Aradan geçen zamanda hiçbir koşulun iyileşmediğini, açılış tarihinin yakınlaşması telaşıyla bilakis daha da ağırlaştığını anlatıyor İnşaat İş’ten Tezcan Acu. Bu davanın çalışanlara gözdağı olduğunu söylüyor. Tam 12 saat süren duruşma, başka bir davadan tutuklu Serhat Bilici dışında 30 işçi hakkında tahliye kararı verilmesiyle sonuçlanıyor. Yukarıda herkes mutlulukla birbirine sarılırken kapının önünde halaylar başlıyor.

Lakin yargılanan 60 işçinin tamamına adli kontrol kararı çıkmasıyla aslında gözdağı yeni bir dozla sürüyor. Bu, aylarca izin kullandırılmayabilen bir sektörün emekçilerine haftada bir imzaya git demek. İkameti çalışmadığı yerlerde olan çoğu işçi için ayrıca zor bir bürokrasi söz konusu. Yurt dışında bir şantiyede iş bulsalar ona da gidemezler, yasak. 21. yüzyılda hukuken hiç var olmaması icap eden davanın bir sonraki duruşması, 20 Mart’ta.

*

20 Mart 2019

Beş yıl boyunca uslu durursan yani…”

Neredeyse dört ay sonra aynı sevimsiz binaya, Gaziosmanpaşa Adliyesi’ne farklı bir kapıdan girdiler. İnsan onuruna yakışmayan çalışma koşullarını protesto etmek, evrensel hukukun garanti altına aldığı haklarını geri istemek için 14 Eylül’de yaptıkları eylemin ardından tutuklanan 3. havaalanı inşaatı işçileri ve sendikacılar, yargılandıkları davanın ilk duruşması için 5 Aralık’ta jandarmalar eşliğinde arka kapıdan girmişti adliyeye. On iki saat süren bu ilk celsenin ardından, başka bir davadan cezaevinde olan biri dışında tutuklu 31 işçiden 30’u tahliye olmuştu. 20 Mart’taki ikinci duruşmaya “özgür” gelmişlerdi ama anlattıkları başka tür bir cezaevine benziyordu.

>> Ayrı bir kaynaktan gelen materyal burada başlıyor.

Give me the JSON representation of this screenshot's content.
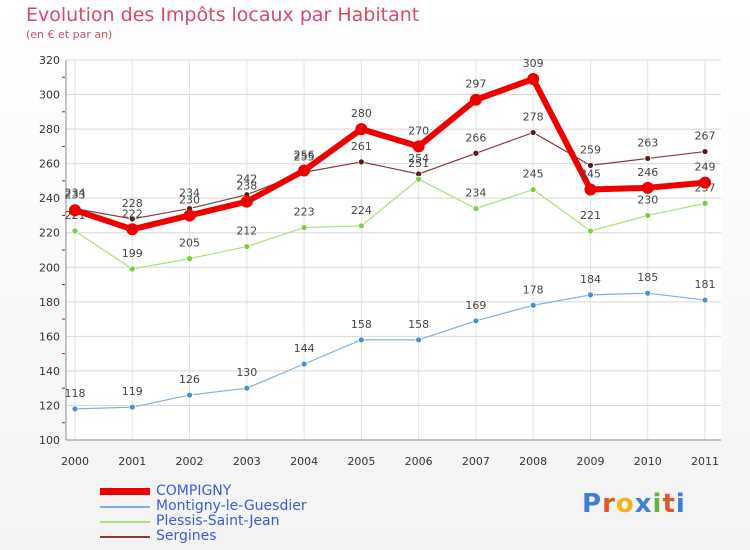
{
  "header": {
    "title": "Evolution des Impôts locaux par Habitant",
    "subtitle": "(en € et par an)"
  },
  "logo": {
    "letters": [
      "P",
      "r",
      "o",
      "x",
      "i",
      "t",
      "i"
    ],
    "colors": [
      "#3b7fd6",
      "#e0572a",
      "#f2b31f",
      "#3b7fd6",
      "#6ab23b",
      "#e0572a",
      "#3b7fd6"
    ]
  },
  "chart_data": {
    "type": "line",
    "title": "Evolution des Impôts locaux par Habitant",
    "subtitle": "(en € et par an)",
    "x": [
      "2000",
      "2001",
      "2002",
      "2003",
      "2004",
      "2005",
      "2006",
      "2007",
      "2008",
      "2009",
      "2010",
      "2011"
    ],
    "ylim": [
      100,
      320
    ],
    "yticks": [
      100,
      120,
      140,
      160,
      180,
      200,
      220,
      240,
      260,
      280,
      300,
      320
    ],
    "grid": true,
    "legend_position": "bottom-left",
    "series": [
      {
        "name": "Sergines",
        "color": "#8b3a3a",
        "marker": "#5a1a1a",
        "width": 1.2,
        "values": [
          234,
          228,
          234,
          242,
          255,
          261,
          254,
          266,
          278,
          259,
          263,
          267
        ]
      },
      {
        "name": "Plessis-Saint-Jean",
        "color": "#a8e27a",
        "marker": "#7ccf3a",
        "width": 1.2,
        "values": [
          221,
          199,
          205,
          212,
          223,
          224,
          251,
          234,
          245,
          221,
          230,
          237
        ]
      },
      {
        "name": "Montigny-le-Guesdier",
        "color": "#7fb0dd",
        "marker": "#4a90d0",
        "width": 1.2,
        "values": [
          118,
          119,
          126,
          130,
          144,
          158,
          158,
          169,
          178,
          184,
          185,
          181
        ]
      },
      {
        "name": "COMPIGNY",
        "color": "#ee0000",
        "marker": "#ee0000",
        "width": 6,
        "values": [
          233,
          222,
          230,
          238,
          256,
          280,
          270,
          297,
          309,
          245,
          246,
          249
        ]
      }
    ],
    "legend_order": [
      "COMPIGNY",
      "Montigny-le-Guesdier",
      "Plessis-Saint-Jean",
      "Sergines"
    ]
  }
}
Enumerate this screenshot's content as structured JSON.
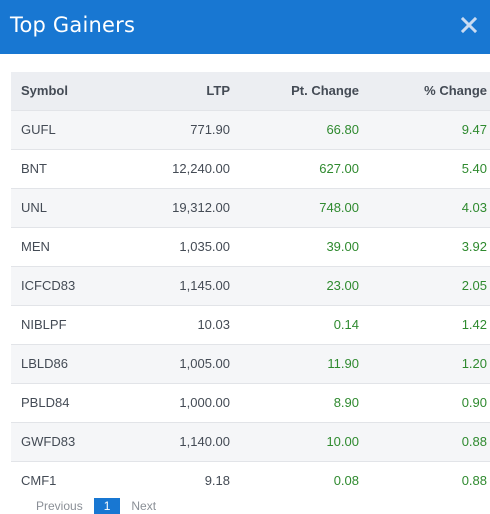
{
  "modal": {
    "title": "Top Gainers",
    "close_icon": "close-icon"
  },
  "table": {
    "headers": [
      "Symbol",
      "LTP",
      "Pt. Change",
      "% Change"
    ],
    "rows": [
      {
        "symbol": "GUFL",
        "ltp": "771.90",
        "pt_change": "66.80",
        "pct_change": "9.47"
      },
      {
        "symbol": "BNT",
        "ltp": "12,240.00",
        "pt_change": "627.00",
        "pct_change": "5.40"
      },
      {
        "symbol": "UNL",
        "ltp": "19,312.00",
        "pt_change": "748.00",
        "pct_change": "4.03"
      },
      {
        "symbol": "MEN",
        "ltp": "1,035.00",
        "pt_change": "39.00",
        "pct_change": "3.92"
      },
      {
        "symbol": "ICFCD83",
        "ltp": "1,145.00",
        "pt_change": "23.00",
        "pct_change": "2.05"
      },
      {
        "symbol": "NIBLPF",
        "ltp": "10.03",
        "pt_change": "0.14",
        "pct_change": "1.42"
      },
      {
        "symbol": "LBLD86",
        "ltp": "1,005.00",
        "pt_change": "11.90",
        "pct_change": "1.20"
      },
      {
        "symbol": "PBLD84",
        "ltp": "1,000.00",
        "pt_change": "8.90",
        "pct_change": "0.90"
      },
      {
        "symbol": "GWFD83",
        "ltp": "1,140.00",
        "pt_change": "10.00",
        "pct_change": "0.88"
      },
      {
        "symbol": "CMF1",
        "ltp": "9.18",
        "pt_change": "0.08",
        "pct_change": "0.88"
      }
    ]
  },
  "pagination": {
    "previous_label": "Previous",
    "current_page": "1",
    "next_label": "Next"
  },
  "colors": {
    "header_bg": "#1877d2",
    "positive": "#2f8a2f",
    "text": "#444b55"
  }
}
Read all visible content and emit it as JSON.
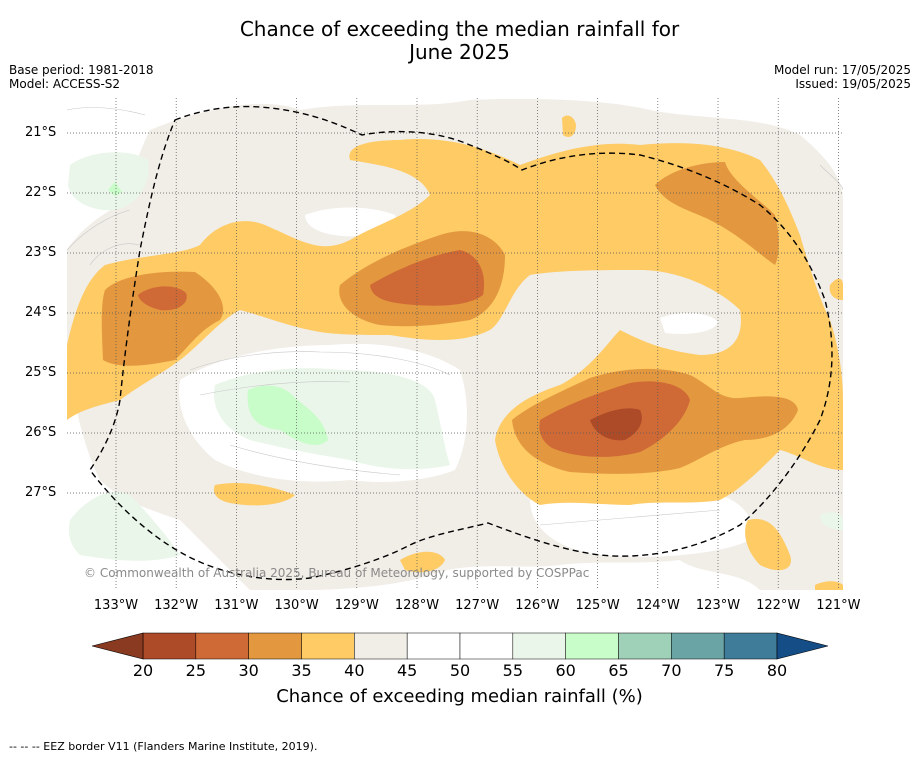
{
  "title_line1": "Chance of exceeding the median rainfall for",
  "title_line2": "June 2025",
  "meta_left": [
    "Base period: 1981-2018",
    "Model: ACCESS-S2"
  ],
  "meta_right": [
    "Model run: 17/05/2025",
    "Issued: 19/05/2025"
  ],
  "copyright": "© Commonwealth of Australia 2025, Bureau of Meteorology, supported by COSPPac",
  "footnote": "--  --  -- EEZ border V11 (Flanders Marine Institute, 2019).",
  "lat_labels": [
    "21°S",
    "22°S",
    "23°S",
    "24°S",
    "25°S",
    "26°S",
    "27°S"
  ],
  "lon_labels": [
    "133°W",
    "132°W",
    "131°W",
    "130°W",
    "129°W",
    "128°W",
    "127°W",
    "126°W",
    "125°W",
    "124°W",
    "123°W",
    "122°W",
    "121°W"
  ],
  "colorbar": {
    "title": "Chance of exceeding median rainfall (%)",
    "ticks": [
      "20",
      "25",
      "30",
      "35",
      "40",
      "45",
      "50",
      "55",
      "60",
      "65",
      "70",
      "75",
      "80"
    ],
    "colors": [
      "#ad4a28",
      "#cf6a36",
      "#e3973f",
      "#fecb65",
      "#f1ede7",
      "#ffffff",
      "#ffffff",
      "#eaf6ea",
      "#c8fcc8",
      "#9fd0b8",
      "#6ba4a4",
      "#3f7c99"
    ],
    "under_color": "#8a3a21",
    "over_color": "#154e87"
  },
  "legend_colors": {
    "land_bg": "#f1ede7",
    "light_orange": "#fecb65",
    "mid_orange": "#e3973f",
    "dark_orange": "#cf6a36",
    "darkest": "#ad4a28",
    "light_green": "#eaf6ea",
    "green": "#c8fcc8"
  }
}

Adli kontrol şartı, ilk tahliye olan grubun haftada üç, geçen duruşmada bırakılanların bir kez karakola imza vermesini gerektiriyor. Ayrıca yurtdışına çıkış yasağı mevcut. Bunlar bir inşaat işçisinin hayatında tutukluluğa benzer bir kısıtlama anlamına geliyor. Haftada yedi gün mesai isteyen -Evet, bunu talep edebiliyorlar- işverenler baştan kabul etmiyor zaten. Rusya’da, Katar’da, Fas’ta buldukları kimi işlere sadece bu yüzden gidemediklerini anlatıyorlar. Ekonomik kriz dolayısıyla inşaat sektörünün içinde bulunduğu durgunluğun iş imkanlarını zaten azalttığından yakınıyorlar. Baran Kığgın “Önce tutukladılar, şimdi de işsizlikle terbiye etmeye çalışıyorlar” diyor. İnşaat işi bulamadığında kafelerde yarı zamanlı mesailerle geçinmeye çalışıyor. En son Sinop’taki bir inşaattan alacaklı. “İş bulmak da garanti değil, çalışıyorsun, ama paranı vermeyebiliyorlar. Kriz yüzünden bunlar daha da arttı” diye yakınıyor. Bu daralma Fatih Mukan’ı da daha önce bilmediği bir alana, saç ekimi sektörüne itmiş. Lakin Fas’ta bulduğu işi de yurtdışı çıkış yasağı nedeniyle kabul edememiş. Deniz Aslan, her şeyin üzerine el konulan cep telefonunu hâlâ alamamaktan şikayetçi, “Bütün bağlantılarım orada, telefon gitti, iş miş gelmiyor” diyor.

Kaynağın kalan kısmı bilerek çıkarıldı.